El Sistema de Filosofía Médica de Paracelso

Después de que se hiciera caso omiso de ellos durante mucho tiempo, durante la Edad Media se volvieron a reunir los axiomas y las fórmulas de la sabiduría hermética, se pusieron por escrito y se hicieron esfuerzos sistemáticos para comprobar su validez. A Theophrastus de Hohenheim, que respondía al nombre de Paracelso —que significa «más grande que Celso»—, debe el mundo gran parte del conocimiento que posee actualmente sobre los sistemas de medicina antiguos.
Paracelso dedicó toda su vida a estudiar y presentar la filosofía hermética. Aprovechó todas las nociones y todas las teorías y, si bien los miembros de la fraternidad médica menosprecian hoy su memoria, como se opusieron entonces a su sistema, el mundo oculto sabe que en algún momento será reconocido como el médico supremo de todos los tiempos. Aunque sus enemigos no le perdonan su carácter heterodoxo y exótico y, por sus ansias de viajar, lo han llamado vagabundo, la suya fue una de las pocas mentes que procuraron conciliar con inteligencia el arte de curar con los sistemas filosóficos y religiosos del paganismo y el cristianismo. Para defender su derecho a buscar el conocimiento en todas partes de la tierra y entre todas las clases sociales, Paracelso escribió lo siguiente: «Por lo tanto, considero que es para mí motivo de alabanza y no de culpa haber continuado hasta ahora y dignamente con mis vagabundeos. Por eso doy fe, con respecto a la naturaleza, de que quien la investigue deberá recorrer sus libros con los pies.

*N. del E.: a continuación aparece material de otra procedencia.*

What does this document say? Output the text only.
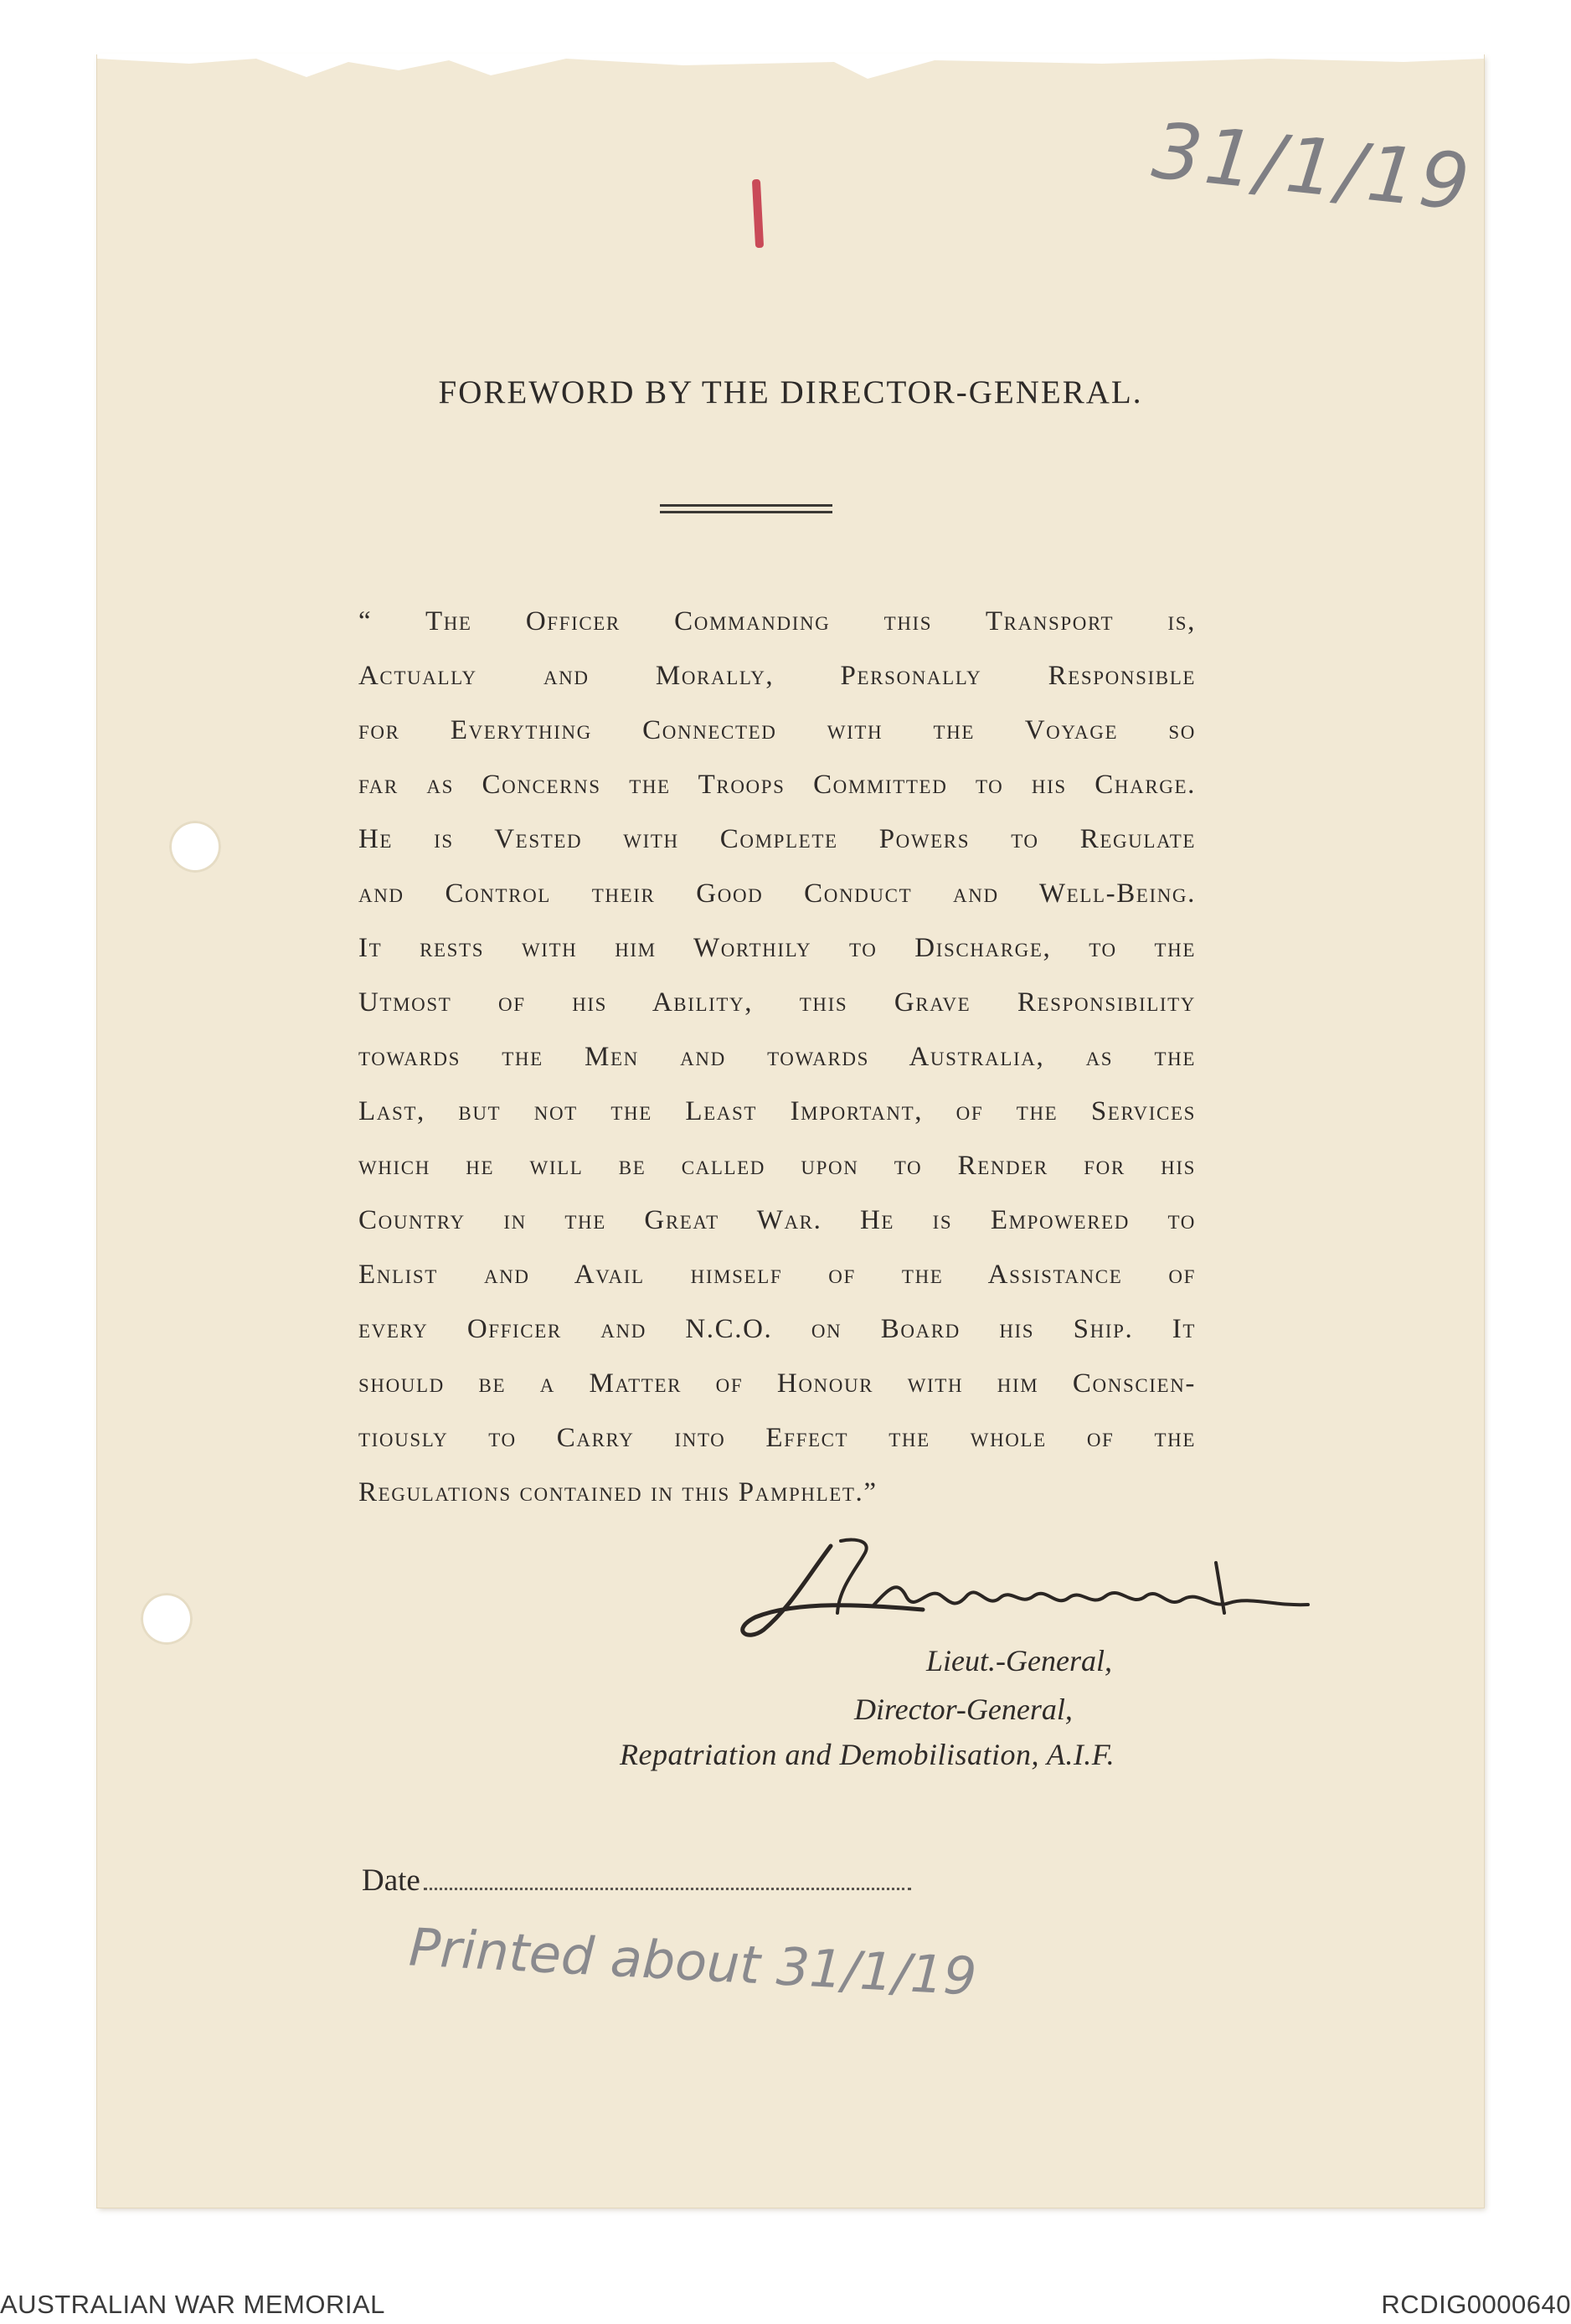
31/1/19
FOREWORD BY THE DIRECTOR-GENERAL.
“ The Officer Commanding this Transport is,
Actually and Morally, Personally Responsible
for Everything Connected with the Voyage so
far as Concerns the Troops Committed to his Charge.
He is Vested with Complete Powers to Regulate
and Control their Good Conduct and Well-Being.
It rests with him Worthily to Discharge, to the
Utmost of his Ability, this Grave Responsibility
towards the Men and towards Australia, as the
Last, but not the Least Important, of the Services
which he will be called upon to Render for his
Country in the Great War. He is Empowered to
Enlist and Avail himself of the Assistance of
every Officer and N.C.O. on Board his Ship. It
should be a Matter of Honour with him Conscien-
tiously to Carry into Effect the whole of the
Regulations contained in this Pamphlet.”
Lieut.-General,
Director-General,
Repatriation and Demobilisation, A.I.F.
Date
Printed about 31/1/19
AUSTRALIAN WAR MEMORIAL	RCDIG0000640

Lo que está escrito no se ha investigado mediante sus cartas, sino en la naturaleza, de una tierra a otra, a veces en una tierra y otras veces en una hoja, puesto que así es el códice de la naturaleza y así hay que pasar sus páginas».
Paracelso fue un gran observacionista y quienes mejor lo conocieron lo llamaban «el segundo Hermes» y «el Trismegisto suizo». Recorrió Europa de cabo a rabo y es posible que penetrara en tierras orientales mientras buscaba supersticiones y descubría doctrinas supuestamente perdidas. Aprendió mucho de los gitanos acerca del uso de las plantas herbáceas con propiedades medicinales y, aparentemente, de los árabes sobre la fabricación de talismanes y sobre las influencias de los cuerpos celestes Para él era mucho más importante curar a los enfermos que mantener una postura médica ortodoxa, de modo que sacrificó una carrera médica que podría haber llegado a ser digna y fue perseguido toda la vida por atacar implacablemente los sistemas terapéuticos de su época. Su hipótesis fundamental era que todo lo que había en el universo era bueno para algo y por eso arrancaba hongos de las lápidas y recogía rocío en platillos de cristal a medianoche. Era un verdadero explorador de los arcanos de la naturaleza. Según muchos expertos, fue el descubridor del mesmerismo, que Mesmer desarrolló a partir del estudio de las obras de este gran médico suizo. Sus propias palabras extravagantes nos proporcionan la mejor manera de expresar el absoluto desprecio que Paracelso sentía por los limitados sistemas médicos que estuvieron en boga durante su vida y su convencimiento de que eran inadecuados: «Sin embargo, la cantidad de enfermedades debidas a causas desconocidas es muy superior a las que proceden de causas mecánicas y para aquellas nuestros médicos no conocen ninguna cura, porque, al no conocer sus causas, no pueden hacerlas desaparecer. Lo único que les permite la prudencia es observar al paciente y elucubrar sobre su estado, y el paciente puede sentirse satisfecho si los medicamentos que le administran no le ocasionan daños graves ni impiden su restablecimiento.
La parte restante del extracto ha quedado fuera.